La voce dove è più evidente la natura, esclusivamente monetaria, dei rialzi è, in ogni caso, l’abitazione, colpita in modo diretto e frontale dagli incrementi delle tariffe energetiche.

Nominalmente i dati relativi alla casa registrano un aumento del 13% (+1.409 euro sul 2019), ma il valore reale si è contatto di 358 euro (-3,3%). Per la sola componente “Elettricità, gas e altri combustibili”, lo scostamento è fra un aumento nominale di spesa del 70,2% (+1.272 euro) e una sostanziale gelata del consumo reale (-0,7%).

Nella ristorazione crollano le nascite

La frenata della ripresa ha amplificato anche i problemi della distribuzione commerciale, in particolare quella indipendente e di vicinato. «Fra concorrenza dei nuovi canali di vendita e aumenti dei costi di attività, fare impresa è diventato, nel mondo del retail, sempre meno attraente – sostiene Consercenti –. Lo testimonia il crollo di iscrizioni: nel 2023 si sono accreditate, nei registri camerali, 23.574 nuove imprese di tipo distributivo, con un 20% in meno rispetto al 2019».

Nel mondo ristorativo la flessione è del 21,7%, con un vero e proprio crollo delle nascite di imprese, che – non sostituite – continuano a ridursi.

Ancora: fra il 2019 e il 2023 le attività di commercio al dettaglio diminuiscono del 7,4%, per un totale di 56 mila attività perse.

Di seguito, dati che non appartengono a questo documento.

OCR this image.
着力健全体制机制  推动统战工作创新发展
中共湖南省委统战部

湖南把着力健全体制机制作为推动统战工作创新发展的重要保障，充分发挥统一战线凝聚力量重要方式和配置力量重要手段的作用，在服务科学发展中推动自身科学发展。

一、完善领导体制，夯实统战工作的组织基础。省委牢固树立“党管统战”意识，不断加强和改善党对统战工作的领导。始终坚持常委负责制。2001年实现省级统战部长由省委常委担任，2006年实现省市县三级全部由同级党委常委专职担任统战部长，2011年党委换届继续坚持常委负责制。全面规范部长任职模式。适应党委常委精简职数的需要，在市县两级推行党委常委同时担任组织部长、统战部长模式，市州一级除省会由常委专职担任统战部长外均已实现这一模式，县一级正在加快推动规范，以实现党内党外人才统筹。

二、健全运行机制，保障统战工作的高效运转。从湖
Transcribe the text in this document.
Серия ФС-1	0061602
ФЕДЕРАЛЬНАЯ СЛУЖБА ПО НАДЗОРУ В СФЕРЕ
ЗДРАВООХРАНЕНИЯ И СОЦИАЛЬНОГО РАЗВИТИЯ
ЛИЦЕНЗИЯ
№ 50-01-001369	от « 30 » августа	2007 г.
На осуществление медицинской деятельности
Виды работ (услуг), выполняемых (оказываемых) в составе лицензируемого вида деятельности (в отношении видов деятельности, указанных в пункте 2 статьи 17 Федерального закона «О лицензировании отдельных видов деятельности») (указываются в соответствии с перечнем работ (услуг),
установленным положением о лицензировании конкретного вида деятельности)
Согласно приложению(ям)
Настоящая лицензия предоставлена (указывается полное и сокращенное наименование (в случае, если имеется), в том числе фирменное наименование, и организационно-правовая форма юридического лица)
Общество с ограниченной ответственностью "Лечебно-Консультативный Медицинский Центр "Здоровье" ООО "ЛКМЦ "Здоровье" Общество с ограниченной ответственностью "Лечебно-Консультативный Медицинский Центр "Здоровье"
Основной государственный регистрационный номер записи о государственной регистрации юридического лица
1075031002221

La ristorazione invece lascia sul terreno un po’ meno (2%) che corrisponde a un assottigliamento, peraltro molto grave, di 6 mila e 700 aziende.

Le imprese che operano su piccole superfici, sottoposte alla pressione di Gdo e commercio elettronico, rischiano di diventare sempre più marginali: in questi 5 anni esse hanno perso, una quota di mercato di 1 punto nel largo consumo e vicino al 4% nel non alimentare.

Del resto, nel non food, il peso delle Pmi era già da tempo molto basso, ma nel 2023 è diventato addirittura marginale (circa 10% di quota), per non dire ai limiti della sopravvivenza. L’incidenza settoriale dell’e-commerce, invece, è quasi raddoppiata nell’ultimo lustro, e il fatturato è salito da 17 a 32,7 miliardi di euro.

Insomma: anche se c’è una lieve ripresa l’economia è sempre meno per piccoli e il rischio della desertificazione commerciale è sempre più incombente.